GPT-4.1 handled it gracefully. It walked me through the solution: tilt the barrel until the wine just touches the lip. If you can see the bottom of the barrel, it’s less than half full; if not, it’s more than half full. A simple couple of paragraphs to cover how to find the answer and why the answer works.
The O3 model went even more Spartan with its answer, using just a couple of bullet points to convey the same information. If anything, the AI seemed oddly impatient to be done explaining the answer, concluding with “No rulers, no siphons – just a slow tilt tells you who’s right.” 4o’s response split the difference between the two others. It used a couple of bullet points for the answer, but then wrote a long-form explanation of the physics behind it.
Puzzling letter
My final puzzle went in an entirely different direction for logic. Instead of focusing on deduction, it’s about wordplay and noticing patterns in language. I asked the three models: What occurs once in a minute, twice in a moment, and never in a thousand years?
GPT-4.1 nailed it in three bullet points, explaining how the letter M is the answer. It pointed out where the letter occurs in “minute” and “moment” and why “a thousand years” doesn’t include it.
o3 also answered in three bullet points, but went for only a few words in each point, declaring the number of times the letter M appeared and not an extra letter beyond.
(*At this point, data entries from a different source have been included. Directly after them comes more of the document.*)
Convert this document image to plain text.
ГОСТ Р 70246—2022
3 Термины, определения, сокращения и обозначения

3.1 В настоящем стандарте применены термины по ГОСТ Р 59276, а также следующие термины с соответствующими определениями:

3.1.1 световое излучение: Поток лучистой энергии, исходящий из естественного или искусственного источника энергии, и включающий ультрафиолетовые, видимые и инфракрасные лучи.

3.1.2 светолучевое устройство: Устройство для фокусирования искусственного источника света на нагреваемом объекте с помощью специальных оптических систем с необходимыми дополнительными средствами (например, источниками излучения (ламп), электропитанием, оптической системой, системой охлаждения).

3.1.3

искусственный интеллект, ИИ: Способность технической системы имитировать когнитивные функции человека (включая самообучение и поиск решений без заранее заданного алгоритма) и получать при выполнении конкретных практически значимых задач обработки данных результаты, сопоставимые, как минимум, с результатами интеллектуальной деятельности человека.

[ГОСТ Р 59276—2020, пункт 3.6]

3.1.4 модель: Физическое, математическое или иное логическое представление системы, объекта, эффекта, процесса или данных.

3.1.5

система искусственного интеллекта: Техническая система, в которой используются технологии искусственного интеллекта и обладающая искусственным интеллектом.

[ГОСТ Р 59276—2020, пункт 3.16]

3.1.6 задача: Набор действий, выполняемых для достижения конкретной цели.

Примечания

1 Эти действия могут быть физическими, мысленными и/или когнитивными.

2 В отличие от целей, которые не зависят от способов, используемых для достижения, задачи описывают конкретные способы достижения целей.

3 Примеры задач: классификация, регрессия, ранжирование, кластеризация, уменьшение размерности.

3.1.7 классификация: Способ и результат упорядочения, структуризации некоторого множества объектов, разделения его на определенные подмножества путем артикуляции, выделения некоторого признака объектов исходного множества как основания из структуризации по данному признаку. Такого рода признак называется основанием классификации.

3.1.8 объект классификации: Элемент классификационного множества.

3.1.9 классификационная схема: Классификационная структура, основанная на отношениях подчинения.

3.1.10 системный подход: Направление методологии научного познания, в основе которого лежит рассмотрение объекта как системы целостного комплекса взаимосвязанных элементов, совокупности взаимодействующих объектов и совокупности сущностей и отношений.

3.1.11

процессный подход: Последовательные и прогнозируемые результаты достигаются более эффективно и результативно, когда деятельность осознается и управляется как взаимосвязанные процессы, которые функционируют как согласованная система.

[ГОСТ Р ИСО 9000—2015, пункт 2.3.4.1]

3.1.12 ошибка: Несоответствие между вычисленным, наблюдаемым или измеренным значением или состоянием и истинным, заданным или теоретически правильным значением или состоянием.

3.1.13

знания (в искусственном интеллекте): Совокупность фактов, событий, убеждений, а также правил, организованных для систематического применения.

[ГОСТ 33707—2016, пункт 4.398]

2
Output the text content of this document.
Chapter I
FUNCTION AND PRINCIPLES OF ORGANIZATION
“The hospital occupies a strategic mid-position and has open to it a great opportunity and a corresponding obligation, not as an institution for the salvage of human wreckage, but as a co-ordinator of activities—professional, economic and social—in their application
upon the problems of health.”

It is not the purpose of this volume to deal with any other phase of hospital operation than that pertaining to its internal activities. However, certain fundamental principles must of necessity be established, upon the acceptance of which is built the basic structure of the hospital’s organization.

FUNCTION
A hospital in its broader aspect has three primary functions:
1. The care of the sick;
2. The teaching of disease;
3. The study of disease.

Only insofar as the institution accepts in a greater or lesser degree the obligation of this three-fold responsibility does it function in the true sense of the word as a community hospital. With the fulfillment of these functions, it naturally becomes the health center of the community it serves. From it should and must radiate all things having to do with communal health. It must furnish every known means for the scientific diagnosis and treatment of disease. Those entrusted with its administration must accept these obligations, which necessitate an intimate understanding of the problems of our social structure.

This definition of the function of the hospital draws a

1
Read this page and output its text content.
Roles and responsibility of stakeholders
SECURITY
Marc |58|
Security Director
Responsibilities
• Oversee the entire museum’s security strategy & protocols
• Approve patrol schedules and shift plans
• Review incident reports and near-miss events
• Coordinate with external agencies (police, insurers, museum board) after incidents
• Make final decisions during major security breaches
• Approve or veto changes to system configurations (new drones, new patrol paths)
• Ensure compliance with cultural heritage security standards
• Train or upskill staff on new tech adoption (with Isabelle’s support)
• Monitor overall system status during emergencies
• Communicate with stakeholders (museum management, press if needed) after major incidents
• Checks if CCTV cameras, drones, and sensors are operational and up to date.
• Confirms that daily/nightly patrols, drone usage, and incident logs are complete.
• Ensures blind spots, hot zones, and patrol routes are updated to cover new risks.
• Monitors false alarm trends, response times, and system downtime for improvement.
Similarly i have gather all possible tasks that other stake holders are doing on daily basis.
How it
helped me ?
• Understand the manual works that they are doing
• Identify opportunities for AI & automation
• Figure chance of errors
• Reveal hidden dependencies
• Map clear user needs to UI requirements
GPT-4o also had some short bullet points, but at least ventured an explanation beyond just the facts. It came off as almost encouraging when it explained, “The trick is in interpretation – thinking literally (letters), not figuratively (time).”
Logic champ
After spending way too much time talking to AI models about cats, wine, and the alphabet, I can logically conclude a few things. All of the models have a pretty good handle on logic. They may vary in how detailed their responses are, but they definitely understand the mechanics underneath the riddles.
GPT-4.1 reasons clearly, it explains itself well, and now that it lives in ChatGPT, it will likely be a good choice for any kind of logic-based problem. That includes coding, though, as mentioned above, it’s not a feat I think is particularly gripping to see develop, only the final result might be interesting.
Still, if you want help solving riddles, pretty much any of the models will serve you well. And if any of them are fine, you may not even notice a difference, which, honestly, seems perfectly irrational.